VeriSign spokeswoman Cheryl Regan said Friday that the company sells data, such as names, addresses and phone numbers of businesses (but not of private individuals) that register domains. The buyers are marketing firms and other businesses, such as Internet service providers and Web hosting and telecommunications companies, which are interested in selling their services. NSI tells the data buyers whether domain names are linked to Web sites that are actively engaged in e-commerce.
"It is a way to earn revenue," Regan said. "There is a demand for it." She added, however, that the revenue from such sales is a "fraction of a percent" of VeriSign's projected $750 million of revenue for this year.
Regan said that the company doesn't sell e-mail addresses and that registrants can opt out of having their data sold by sending a message to firstname.lastname@example.org, although few have done so.
"This adheres to all of our privacy guidelines," Regan said.
News of the data sales, reported Friday by the Wall Street Journal, comes as Congress begins mulling over whether and how to enact new privacy safeguards for data. On March 13, the Federal Trade Commission will hold a workshop to examine data handling both online and offline. NSI is legally required to make the registry data publicly available and, according to Regan, nothing prohibits the company from selling it.
"It does highlight the questions many people have raised about whether there are privacy implications because of the availability of this data," said Alan Davidson, associate director of the Center for Democracy and Technology.
In 1992, NSI won an exclusive contract from the government to register dot-com, dot-net and dot-org domain names on the Internet.
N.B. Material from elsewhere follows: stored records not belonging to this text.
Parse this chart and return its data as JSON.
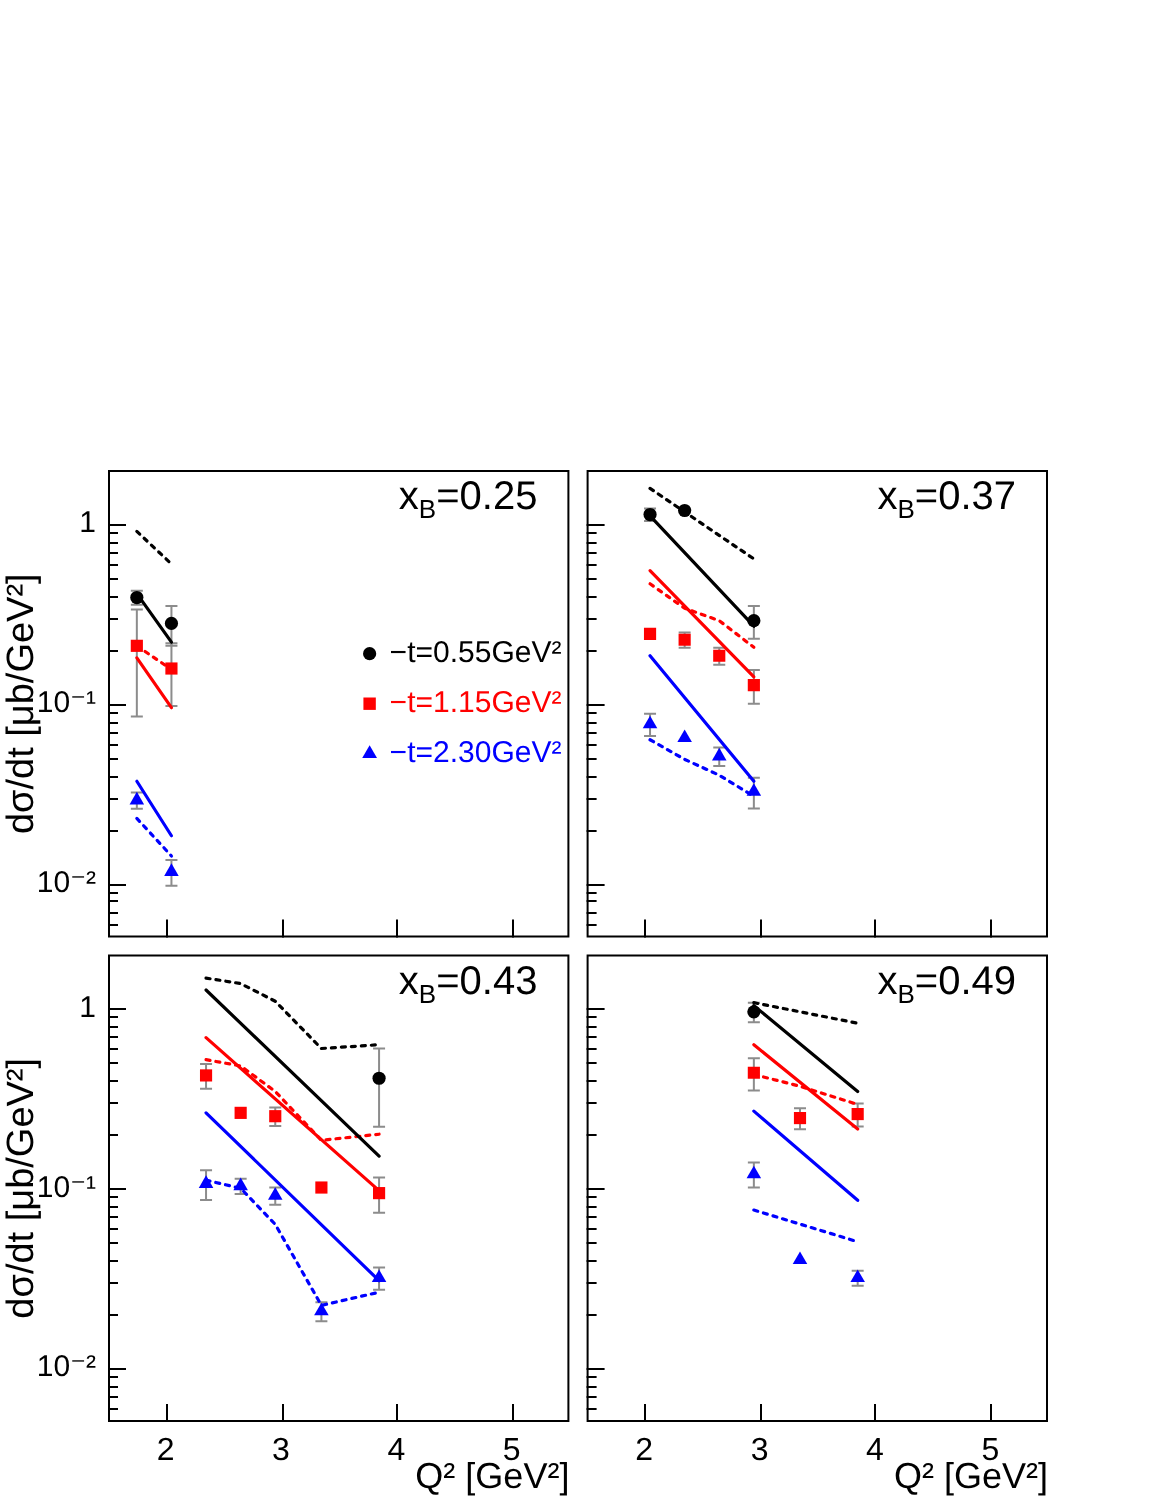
{
  "chart_data": [
    {
      "type": "scatter",
      "annotations": [
        "x$_{B}$=0.25"
      ],
      "ylabel": "dσ/dt [μb/GeV²]",
      "xlim": [
        1.5,
        5.5
      ],
      "xticks": [
        2,
        3,
        4,
        5
      ],
      "ylim": [
        0.005,
        2
      ],
      "log": true,
      "tick_labels": "y",
      "legend": "right",
      "yticks": [
        {
          "value": 0.006,
          "label": null
        },
        {
          "value": 0.007,
          "label": null
        },
        {
          "value": 0.008,
          "label": null
        },
        {
          "value": 0.009,
          "label": null
        },
        {
          "value": 0.01,
          "label": "10⁻²"
        },
        {
          "value": 0.02,
          "label": null
        },
        {
          "value": 0.03,
          "label": null
        },
        {
          "value": 0.04,
          "label": null
        },
        {
          "value": 0.05,
          "label": null
        },
        {
          "value": 0.06,
          "label": null
        },
        {
          "value": 0.07,
          "label": null
        },
        {
          "value": 0.08,
          "label": null
        },
        {
          "value": 0.09,
          "label": null
        },
        {
          "value": 0.1,
          "label": "10⁻¹"
        },
        {
          "value": 0.2,
          "label": null
        },
        {
          "value": 0.3,
          "label": null
        },
        {
          "value": 0.4,
          "label": null
        },
        {
          "value": 0.5,
          "label": null
        },
        {
          "value": 0.6,
          "label": null
        },
        {
          "value": 0.7,
          "label": null
        },
        {
          "value": 0.8,
          "label": null
        },
        {
          "value": 0.9,
          "label": null
        },
        1
      ],
      "series": [
        {
          "name": "−t=0.55GeV²",
          "type": "scatter",
          "marker": "circle",
          "color": "#000000",
          "x": [
            1.75,
            2.05
          ],
          "values": [
            0.39,
            0.28
          ],
          "errors": [
            0.035,
            0.07
          ]
        },
        {
          "name": "−t=1.15GeV²",
          "type": "scatter",
          "marker": "square",
          "color": "#ff0000",
          "x": [
            1.75,
            2.05
          ],
          "values": [
            0.21,
            0.157
          ],
          "errors": [
            0.125,
            0.06
          ]
        },
        {
          "name": "−t=2.30GeV²",
          "type": "scatter",
          "marker": "triangle",
          "color": "#0000ff",
          "x": [
            1.75,
            2.05
          ],
          "values": [
            0.029,
            0.0116
          ],
          "errors": [
            0.003,
            0.0019
          ]
        },
        {
          "type": "line",
          "line_style": "solid",
          "color": "#000000",
          "x": [
            1.75,
            2.05
          ],
          "values": [
            0.41,
            0.22
          ]
        },
        {
          "type": "line",
          "line_style": "dotted",
          "color": "#000000",
          "x": [
            1.75,
            2.05
          ],
          "values": [
            0.91,
            0.6
          ]
        },
        {
          "type": "line",
          "line_style": "solid",
          "color": "#ff0000",
          "x": [
            1.75,
            2.05
          ],
          "values": [
            0.18,
            0.095
          ]
        },
        {
          "type": "line",
          "line_style": "dotted",
          "color": "#ff0000",
          "x": [
            1.75,
            2.05
          ],
          "values": [
            0.21,
            0.155
          ]
        },
        {
          "type": "line",
          "line_style": "solid",
          "color": "#0000ff",
          "x": [
            1.75,
            2.05
          ],
          "values": [
            0.037,
            0.0184
          ]
        },
        {
          "type": "line",
          "line_style": "dotted",
          "color": "#0000ff",
          "x": [
            1.75,
            2.05
          ],
          "values": [
            0.023,
            0.0142
          ]
        }
      ]
    },
    {
      "type": "scatter",
      "annotations": [
        "x$_{B}$=0.37"
      ],
      "xlim": [
        1.5,
        5.5
      ],
      "xticks": [
        2,
        3,
        4,
        5
      ],
      "ylim": [
        0.005,
        2
      ],
      "log": true,
      "tick_labels": false,
      "yticks": [
        {
          "value": 0.006,
          "label": null
        },
        {
          "value": 0.007,
          "label": null
        },
        {
          "value": 0.008,
          "label": null
        },
        {
          "value": 0.009,
          "label": null
        },
        {
          "value": 0.01,
          "label": null
        },
        {
          "value": 0.02,
          "label": null
        },
        {
          "value": 0.03,
          "label": null
        },
        {
          "value": 0.04,
          "label": null
        },
        {
          "value": 0.05,
          "label": null
        },
        {
          "value": 0.06,
          "label": null
        },
        {
          "value": 0.07,
          "label": null
        },
        {
          "value": 0.08,
          "label": null
        },
        {
          "value": 0.09,
          "label": null
        },
        {
          "value": 0.1,
          "label": null
        },
        {
          "value": 0.2,
          "label": null
        },
        {
          "value": 0.3,
          "label": null
        },
        {
          "value": 0.4,
          "label": null
        },
        {
          "value": 0.5,
          "label": null
        },
        {
          "value": 0.6,
          "label": null
        },
        {
          "value": 0.7,
          "label": null
        },
        {
          "value": 0.8,
          "label": null
        },
        {
          "value": 0.9,
          "label": null
        },
        {
          "value": 1,
          "label": null
        }
      ],
      "series": [
        {
          "type": "scatter",
          "marker": "circle",
          "color": "#000000",
          "x": [
            2.05,
            2.35,
            2.95
          ],
          "values": [
            1.13,
            1.19,
            0.29
          ],
          "errors": [
            0.09,
            null,
            0.06
          ]
        },
        {
          "type": "scatter",
          "marker": "square",
          "color": "#ff0000",
          "x": [
            2.05,
            2.35,
            2.65,
            2.95
          ],
          "values": [
            0.245,
            0.227,
            0.185,
            0.127
          ],
          "errors": [
            null,
            0.022,
            0.02,
            0.027
          ]
        },
        {
          "type": "scatter",
          "marker": "triangle",
          "color": "#0000ff",
          "x": [
            2.05,
            2.35,
            2.65,
            2.95
          ],
          "values": [
            0.077,
            0.0645,
            0.051,
            0.0324
          ],
          "errors": [
            0.011,
            null,
            0.006,
            0.0063
          ]
        },
        {
          "type": "line",
          "line_style": "solid",
          "color": "#000000",
          "x": [
            2.05,
            2.95
          ],
          "values": [
            1.11,
            0.27
          ]
        },
        {
          "type": "line",
          "line_style": "dotted",
          "color": "#000000",
          "x": [
            2.05,
            2.95
          ],
          "values": [
            1.58,
            0.64
          ]
        },
        {
          "type": "line",
          "line_style": "solid",
          "color": "#ff0000",
          "x": [
            2.05,
            2.95
          ],
          "values": [
            0.55,
            0.141
          ]
        },
        {
          "type": "line",
          "line_style": "dotted",
          "color": "#ff0000",
          "x": [
            2.05,
            2.35,
            2.65,
            2.95
          ],
          "values": [
            0.465,
            0.34,
            0.29,
            0.206
          ]
        },
        {
          "type": "line",
          "line_style": "solid",
          "color": "#0000ff",
          "x": [
            2.05,
            2.95
          ],
          "values": [
            0.185,
            0.037
          ]
        },
        {
          "type": "line",
          "line_style": "dotted",
          "color": "#0000ff",
          "x": [
            2.05,
            2.35,
            2.65,
            2.95
          ],
          "values": [
            0.063,
            0.049,
            0.04,
            0.0305
          ]
        }
      ]
    },
    {
      "type": "scatter",
      "annotations": [
        "x$_{B}$=0.43"
      ],
      "ylabel": "dσ/dt [μb/GeV²]",
      "xlabel": "Q² [GeV²]",
      "xlim": [
        1.5,
        5.5
      ],
      "xticks": [
        2,
        3,
        4,
        5
      ],
      "ylim": [
        0.005,
        2
      ],
      "log": true,
      "yticks": [
        {
          "value": 0.006,
          "label": null
        },
        {
          "value": 0.007,
          "label": null
        },
        {
          "value": 0.008,
          "label": null
        },
        {
          "value": 0.009,
          "label": null
        },
        {
          "value": 0.01,
          "label": "10⁻²"
        },
        {
          "value": 0.02,
          "label": null
        },
        {
          "value": 0.03,
          "label": null
        },
        {
          "value": 0.04,
          "label": null
        },
        {
          "value": 0.05,
          "label": null
        },
        {
          "value": 0.06,
          "label": null
        },
        {
          "value": 0.07,
          "label": null
        },
        {
          "value": 0.08,
          "label": null
        },
        {
          "value": 0.09,
          "label": null
        },
        {
          "value": 0.1,
          "label": "10⁻¹"
        },
        {
          "value": 0.2,
          "label": null
        },
        {
          "value": 0.3,
          "label": null
        },
        {
          "value": 0.4,
          "label": null
        },
        {
          "value": 0.5,
          "label": null
        },
        {
          "value": 0.6,
          "label": null
        },
        {
          "value": 0.7,
          "label": null
        },
        {
          "value": 0.8,
          "label": null
        },
        {
          "value": 0.9,
          "label": null
        },
        1
      ],
      "series": [
        {
          "type": "scatter",
          "marker": "circle",
          "color": "#000000",
          "x": [
            3.85
          ],
          "values": [
            0.41
          ],
          "errors": [
            0.19
          ]
        },
        {
          "type": "scatter",
          "marker": "square",
          "color": "#ff0000",
          "x": [
            2.35,
            2.65,
            2.95,
            3.35,
            3.85
          ],
          "values": [
            0.425,
            0.263,
            0.252,
            0.101,
            0.094
          ],
          "errors": [
            0.067,
            null,
            0.03,
            null,
            0.021
          ]
        },
        {
          "type": "scatter",
          "marker": "triangle",
          "color": "#0000ff",
          "x": [
            2.35,
            2.65,
            2.95,
            3.35,
            3.85
          ],
          "values": [
            0.106,
            0.103,
            0.091,
            0.0207,
            0.0317
          ],
          "errors": [
            0.02,
            0.01,
            0.01,
            0.0025,
            0.0045
          ]
        },
        {
          "type": "line",
          "line_style": "solid",
          "color": "#000000",
          "x": [
            2.35,
            3.85
          ],
          "values": [
            1.27,
            0.151
          ]
        },
        {
          "type": "line",
          "line_style": "dotted",
          "color": "#000000",
          "x": [
            2.35,
            2.65,
            2.95,
            3.35,
            3.85
          ],
          "values": [
            1.48,
            1.38,
            1.1,
            0.6,
            0.63
          ]
        },
        {
          "type": "line",
          "line_style": "solid",
          "color": "#ff0000",
          "x": [
            2.35,
            3.85
          ],
          "values": [
            0.69,
            0.097
          ]
        },
        {
          "type": "line",
          "line_style": "dotted",
          "color": "#ff0000",
          "x": [
            2.35,
            2.65,
            2.95,
            3.35,
            3.85
          ],
          "values": [
            0.52,
            0.48,
            0.346,
            0.185,
            0.2
          ]
        },
        {
          "type": "line",
          "line_style": "solid",
          "color": "#0000ff",
          "x": [
            2.35,
            3.85
          ],
          "values": [
            0.263,
            0.0306
          ]
        },
        {
          "type": "line",
          "line_style": "dotted",
          "color": "#0000ff",
          "x": [
            2.35,
            2.65,
            2.95,
            3.35,
            3.85
          ],
          "values": [
            0.111,
            0.1,
            0.063,
            0.0223,
            0.0264
          ]
        }
      ]
    },
    {
      "type": "scatter",
      "annotations": [
        "x$_{B}$=0.49"
      ],
      "xlabel": "Q² [GeV²]",
      "xlim": [
        1.5,
        5.5
      ],
      "xticks": [
        2,
        3,
        4,
        5
      ],
      "ylim": [
        0.005,
        2
      ],
      "log": true,
      "tick_labels": "x",
      "yticks": [
        {
          "value": 0.006,
          "label": null
        },
        {
          "value": 0.007,
          "label": null
        },
        {
          "value": 0.008,
          "label": null
        },
        {
          "value": 0.009,
          "label": null
        },
        {
          "value": 0.01,
          "label": null
        },
        {
          "value": 0.02,
          "label": null
        },
        {
          "value": 0.03,
          "label": null
        },
        {
          "value": 0.04,
          "label": null
        },
        {
          "value": 0.05,
          "label": null
        },
        {
          "value": 0.06,
          "label": null
        },
        {
          "value": 0.07,
          "label": null
        },
        {
          "value": 0.08,
          "label": null
        },
        {
          "value": 0.09,
          "label": null
        },
        {
          "value": 0.1,
          "label": null
        },
        {
          "value": 0.2,
          "label": null
        },
        {
          "value": 0.3,
          "label": null
        },
        {
          "value": 0.4,
          "label": null
        },
        {
          "value": 0.5,
          "label": null
        },
        {
          "value": 0.6,
          "label": null
        },
        {
          "value": 0.7,
          "label": null
        },
        {
          "value": 0.8,
          "label": null
        },
        {
          "value": 0.9,
          "label": null
        },
        {
          "value": 1,
          "label": null
        }
      ],
      "series": [
        {
          "type": "scatter",
          "marker": "circle",
          "color": "#000000",
          "x": [
            2.95
          ],
          "values": [
            0.96
          ],
          "errors": [
            0.12
          ]
        },
        {
          "type": "scatter",
          "marker": "square",
          "color": "#ff0000",
          "x": [
            2.95,
            3.35,
            3.85
          ],
          "values": [
            0.44,
            0.246,
            0.259
          ],
          "errors": [
            0.09,
            0.033,
            0.038
          ]
        },
        {
          "type": "scatter",
          "marker": "triangle",
          "color": "#0000ff",
          "x": [
            2.95,
            3.35,
            3.85
          ],
          "values": [
            0.12,
            0.04,
            0.0317
          ],
          "errors": [
            0.019,
            null,
            0.003
          ]
        },
        {
          "type": "line",
          "line_style": "solid",
          "color": "#000000",
          "x": [
            2.95,
            3.85
          ],
          "values": [
            1.04,
            0.346
          ]
        },
        {
          "type": "line",
          "line_style": "dotted",
          "color": "#000000",
          "x": [
            2.95,
            3.85
          ],
          "values": [
            1.08,
            0.83
          ]
        },
        {
          "type": "line",
          "line_style": "solid",
          "color": "#ff0000",
          "x": [
            2.95,
            3.85
          ],
          "values": [
            0.63,
            0.214
          ]
        },
        {
          "type": "line",
          "line_style": "dotted",
          "color": "#ff0000",
          "x": [
            2.95,
            3.35,
            3.85
          ],
          "values": [
            0.43,
            0.37,
            0.293
          ]
        },
        {
          "type": "line",
          "line_style": "solid",
          "color": "#0000ff",
          "x": [
            2.95,
            3.85
          ],
          "values": [
            0.269,
            0.0857
          ]
        },
        {
          "type": "line",
          "line_style": "dotted",
          "color": "#0000ff",
          "x": [
            2.95,
            3.85
          ],
          "values": [
            0.0757,
            0.0504
          ]
        }
      ]
    }
  ]
}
For several years, NSI acted as the Ma Bell of cyberspace, registering new domain names and maintaining the registry of assigned names.
After NSI's exclusive agreement with the government expired in 1998, the Clinton administration transferred nominal control of the three domains to the Internet Corporation for Assigned Names and Numbers, a nonprofit organization of the Internet's business, technical and academic players. NSI began facing competition for registering domain names in June 1998, but has retained control of the registry of information on the entities that have rights to individual domains.
In September 1999, the Commerce Department, NSI and ICANN struck a deal whereby NSI won the right to keep control of the registry for up to four more years, and agreed to divest itself of either its registrar business or the central registry by this April. Two weeks ago, senior executives for VeriSign, which bought NSI last year, signaled that the company was soliciting bids for the registrar side. Spokesman Brian O'Shaughnessy said VeriSign is "certainly leaning very favorably toward the registrar being divested." If the company meets the April deadline for divesting its registrar business, it will get to keep control of the registry until 2007.